Infeksi tulang dan sendi merupaka komplikasi serius dari penyakit sel sabit dan penyebab
penting dari kasus rawat inap. Dalam sebuah penelitian, tingkat kejadian relatif hampir 18%
ditemukan untuk osteomyelitis dan 7% untuk sepsis arthritis (16). Tingginya frekuensi infeksi
pada pasien dengan penyakit sel sabit ini disebabkan sejumlah faktor. Hiposplenisme, yang
merupakan sekunder untuk infark di masa kanak-kanak dan fibrosis lanjutan, diduga menjadi
faktor penting, seperti fagositosis terganggu dan disfungsi pelengkap (17). Infark dan nekrosis
tulang meduler menciptakan media kultur yang baik pertumbuhan dan penyebaran bakteri.

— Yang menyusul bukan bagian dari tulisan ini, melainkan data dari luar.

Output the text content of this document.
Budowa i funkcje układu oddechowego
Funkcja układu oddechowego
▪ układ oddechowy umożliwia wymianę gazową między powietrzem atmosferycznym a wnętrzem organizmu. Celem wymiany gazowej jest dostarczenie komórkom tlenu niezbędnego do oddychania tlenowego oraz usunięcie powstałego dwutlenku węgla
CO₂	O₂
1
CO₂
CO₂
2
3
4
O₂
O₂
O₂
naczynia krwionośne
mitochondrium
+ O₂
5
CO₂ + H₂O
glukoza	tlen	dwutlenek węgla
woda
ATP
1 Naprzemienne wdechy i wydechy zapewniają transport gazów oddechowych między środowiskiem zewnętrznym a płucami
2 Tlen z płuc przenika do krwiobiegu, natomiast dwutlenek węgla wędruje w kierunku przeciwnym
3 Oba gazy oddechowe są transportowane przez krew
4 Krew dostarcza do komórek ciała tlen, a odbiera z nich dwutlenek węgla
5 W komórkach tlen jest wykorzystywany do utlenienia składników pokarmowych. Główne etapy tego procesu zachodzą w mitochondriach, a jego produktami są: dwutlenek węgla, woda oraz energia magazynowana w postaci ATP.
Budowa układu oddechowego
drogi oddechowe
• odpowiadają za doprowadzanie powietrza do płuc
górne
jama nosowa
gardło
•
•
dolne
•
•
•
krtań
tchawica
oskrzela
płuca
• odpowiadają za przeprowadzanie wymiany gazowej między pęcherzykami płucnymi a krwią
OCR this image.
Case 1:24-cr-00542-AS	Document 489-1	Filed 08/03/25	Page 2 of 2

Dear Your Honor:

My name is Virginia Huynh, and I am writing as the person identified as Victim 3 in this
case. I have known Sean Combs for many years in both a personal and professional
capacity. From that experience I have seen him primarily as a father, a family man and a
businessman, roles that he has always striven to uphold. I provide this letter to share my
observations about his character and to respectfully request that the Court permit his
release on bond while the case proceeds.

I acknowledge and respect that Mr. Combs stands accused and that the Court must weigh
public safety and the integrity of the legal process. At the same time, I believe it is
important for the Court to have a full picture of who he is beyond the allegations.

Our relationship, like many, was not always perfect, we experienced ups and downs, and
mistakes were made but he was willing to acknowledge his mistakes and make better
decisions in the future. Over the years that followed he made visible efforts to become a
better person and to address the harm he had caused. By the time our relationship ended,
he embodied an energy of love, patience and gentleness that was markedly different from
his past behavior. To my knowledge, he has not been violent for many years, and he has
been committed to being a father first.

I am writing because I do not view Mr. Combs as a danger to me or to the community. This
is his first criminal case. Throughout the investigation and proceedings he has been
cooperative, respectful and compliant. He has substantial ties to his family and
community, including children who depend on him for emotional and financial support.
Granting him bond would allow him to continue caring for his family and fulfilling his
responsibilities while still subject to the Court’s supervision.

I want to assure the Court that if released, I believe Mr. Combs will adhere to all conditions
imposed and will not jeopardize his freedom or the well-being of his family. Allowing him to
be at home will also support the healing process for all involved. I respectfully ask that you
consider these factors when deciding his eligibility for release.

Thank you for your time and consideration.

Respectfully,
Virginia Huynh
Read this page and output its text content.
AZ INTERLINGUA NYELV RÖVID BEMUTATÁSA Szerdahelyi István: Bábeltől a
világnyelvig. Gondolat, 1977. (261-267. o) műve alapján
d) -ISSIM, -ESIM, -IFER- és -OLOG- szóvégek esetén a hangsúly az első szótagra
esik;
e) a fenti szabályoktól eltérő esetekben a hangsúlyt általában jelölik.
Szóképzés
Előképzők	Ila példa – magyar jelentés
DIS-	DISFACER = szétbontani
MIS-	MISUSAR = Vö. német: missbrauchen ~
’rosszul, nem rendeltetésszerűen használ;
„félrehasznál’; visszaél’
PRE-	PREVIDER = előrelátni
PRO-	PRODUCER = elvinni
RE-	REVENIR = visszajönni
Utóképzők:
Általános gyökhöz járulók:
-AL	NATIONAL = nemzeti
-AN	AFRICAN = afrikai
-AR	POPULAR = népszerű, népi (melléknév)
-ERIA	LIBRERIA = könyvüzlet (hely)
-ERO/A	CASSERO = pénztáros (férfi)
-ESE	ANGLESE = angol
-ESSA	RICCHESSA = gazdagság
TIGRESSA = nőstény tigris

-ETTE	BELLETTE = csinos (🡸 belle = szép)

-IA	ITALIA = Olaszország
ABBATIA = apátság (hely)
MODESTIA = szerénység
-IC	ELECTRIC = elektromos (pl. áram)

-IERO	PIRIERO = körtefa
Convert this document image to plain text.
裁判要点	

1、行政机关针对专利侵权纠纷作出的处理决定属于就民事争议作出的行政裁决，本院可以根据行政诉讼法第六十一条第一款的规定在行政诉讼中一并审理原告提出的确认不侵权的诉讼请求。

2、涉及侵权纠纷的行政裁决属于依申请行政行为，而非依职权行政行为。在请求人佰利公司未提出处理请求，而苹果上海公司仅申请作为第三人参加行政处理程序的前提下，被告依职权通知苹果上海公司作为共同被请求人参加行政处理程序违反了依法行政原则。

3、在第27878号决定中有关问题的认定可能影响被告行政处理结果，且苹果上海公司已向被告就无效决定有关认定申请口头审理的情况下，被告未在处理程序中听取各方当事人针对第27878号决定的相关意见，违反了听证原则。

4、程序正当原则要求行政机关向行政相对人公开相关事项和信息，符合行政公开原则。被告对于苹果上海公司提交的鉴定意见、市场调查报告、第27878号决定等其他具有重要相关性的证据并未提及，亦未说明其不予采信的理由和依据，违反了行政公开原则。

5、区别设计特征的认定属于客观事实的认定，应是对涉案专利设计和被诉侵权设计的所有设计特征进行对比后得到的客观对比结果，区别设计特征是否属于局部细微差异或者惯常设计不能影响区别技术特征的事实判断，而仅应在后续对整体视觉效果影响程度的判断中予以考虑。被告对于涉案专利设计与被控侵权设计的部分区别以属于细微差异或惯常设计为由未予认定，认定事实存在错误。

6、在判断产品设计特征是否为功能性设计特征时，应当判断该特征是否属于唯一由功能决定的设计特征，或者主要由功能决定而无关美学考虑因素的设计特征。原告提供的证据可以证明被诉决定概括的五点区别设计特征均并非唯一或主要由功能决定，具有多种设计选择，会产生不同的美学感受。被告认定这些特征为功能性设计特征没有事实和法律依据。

Sebagai tambahan, kunjungan berulang ke rumah sakit kemungkinan meningkatkan paparan
pasien terhadap bakteri patogen tertentu. (1). Berbagai spesies Salmonella tertentu, serotipe
nontypical seperti S paratyphi B, S enteritidis, S typhimurium, dan S choleraesuis- adalah bakteri
patogen yang paling umum terkait dengan infeksi tulang dan sendi pada penyakit sel dan
dianggap terlibat dalam kebanyakan kasus osteomielitis (18). Staphylococcus aureus, organisme
penyebab paling umum kedua, terlihat pada sekitar 10% dari kasus osteomyelitis terkait sel sabit,
berbeda dengan osteomyelitis dari penyebab lain, di mana itu merupakan agen kausal yang lebih
sering. Organisme gram negatif juga yang terlibat, dan osteomyelitis dan arthritis tuberkulosis
telah dilaporkan pada penyakit sel sabit (19,20). Infeksi umumnya berasal dari hematogen .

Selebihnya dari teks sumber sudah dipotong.